L’armée suisse préfère s’approvisionner en armes et en munitions sur son propre territoire. L’objectif est de renforcer l’industrie nationale de l’armement, mais aussi la sécurité d’approvisionnement. En revanche, dès qu’il s’agit de nourriture, l’Office fédéral de l’armement, Armasuisse, semble moins attaché au «Swiss made».
La récente commande de compote de pommes italiennes pour 670’000 francs, alors qu’une production locale existe, a profondément irrité la Fédération suisse des fruiticulteurs. Miser autant que possible sur une production nationale renforce la sécurité d’approvisionnement, réduit la dépendance aux importations et limite l’impact climatique, a rappelé la fédération. D’autant que l’armée affirme elle-même, sur son site web, privilégier les produits régionaux et de saison.
Les économies avant tout
Ces critiques semblent avoir eu peu d'effets sur Armasuisse. Cette dernière vient en effet de privilégier une entreprise étrangère pour se fournir en rations militaires: 18,5 millions de francs vont être déboursés pour des plats tout préparés disponibles en plusieurs variétés: sucrés, salés à la viande et salés végétariens. Cela va des variantes de petit-déjeuner aux ragoûts de légumes, en passant par les plats à base de pâtes ou de riz.

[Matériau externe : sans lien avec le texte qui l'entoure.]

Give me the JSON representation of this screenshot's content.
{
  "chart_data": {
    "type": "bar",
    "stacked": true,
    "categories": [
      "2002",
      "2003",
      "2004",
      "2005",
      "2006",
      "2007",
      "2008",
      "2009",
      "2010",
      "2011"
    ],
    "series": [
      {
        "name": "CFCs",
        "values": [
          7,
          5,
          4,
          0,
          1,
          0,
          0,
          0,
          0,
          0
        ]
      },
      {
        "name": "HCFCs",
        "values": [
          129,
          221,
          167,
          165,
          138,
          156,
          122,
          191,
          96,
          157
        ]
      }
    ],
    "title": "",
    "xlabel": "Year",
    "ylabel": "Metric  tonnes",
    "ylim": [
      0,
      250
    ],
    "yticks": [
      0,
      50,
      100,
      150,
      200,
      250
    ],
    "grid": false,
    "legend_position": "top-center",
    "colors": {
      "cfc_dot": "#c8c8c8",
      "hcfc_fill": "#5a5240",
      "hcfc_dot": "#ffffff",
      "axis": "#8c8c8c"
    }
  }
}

Bien que sept candidats se soient présentés, le marché a été attribué à l’entreprise estonienne Kommivabrik OÜ. Armasuisse justifie son choix par le fait qu’elle avait présenté l’offre la plus avantageuse. En tenant compte des critères définis à l’avance et de leur pondération, l’entreprise balte a obtenu le meilleur résultat, aussi bien sur les critères qualitatifs que sur le prix, explique Armasuisse sur Simap, la plateforme officielle suisse des marchés publics.
Sécurité d’approvisionnement
Ces rations de campagne doivent fournir aux militaires en mission les glucides, protéines et lipides nécessaires. Elles se composent d’ingrédients lyophilisés et peuvent être préparées avec de l’eau chaude ou froide. Avec une durée de conservation de huit ans, ces repas doivent aussi contribuer à la sécurité d’approvisionnement de l’armée suisse en cas de grave pénurie.
Parmi les lecteurs de Blick, la polémique autour de la compote de pommes a suscité de vifs débats. Ils critiquent le fait que l’armée ne mise pas davantage sur les produits suisses. «Cela ne soutient pas notre secteur fruitier national!» D’autres se montrent moins critiques à l’égard de l’importation et estiment qu’au final, ce sont surtout le prix et la qualité qui comptent. «Peu importe d’où vient la compote de pommes. L’essentiel, c’est qu’elle soit bonne.»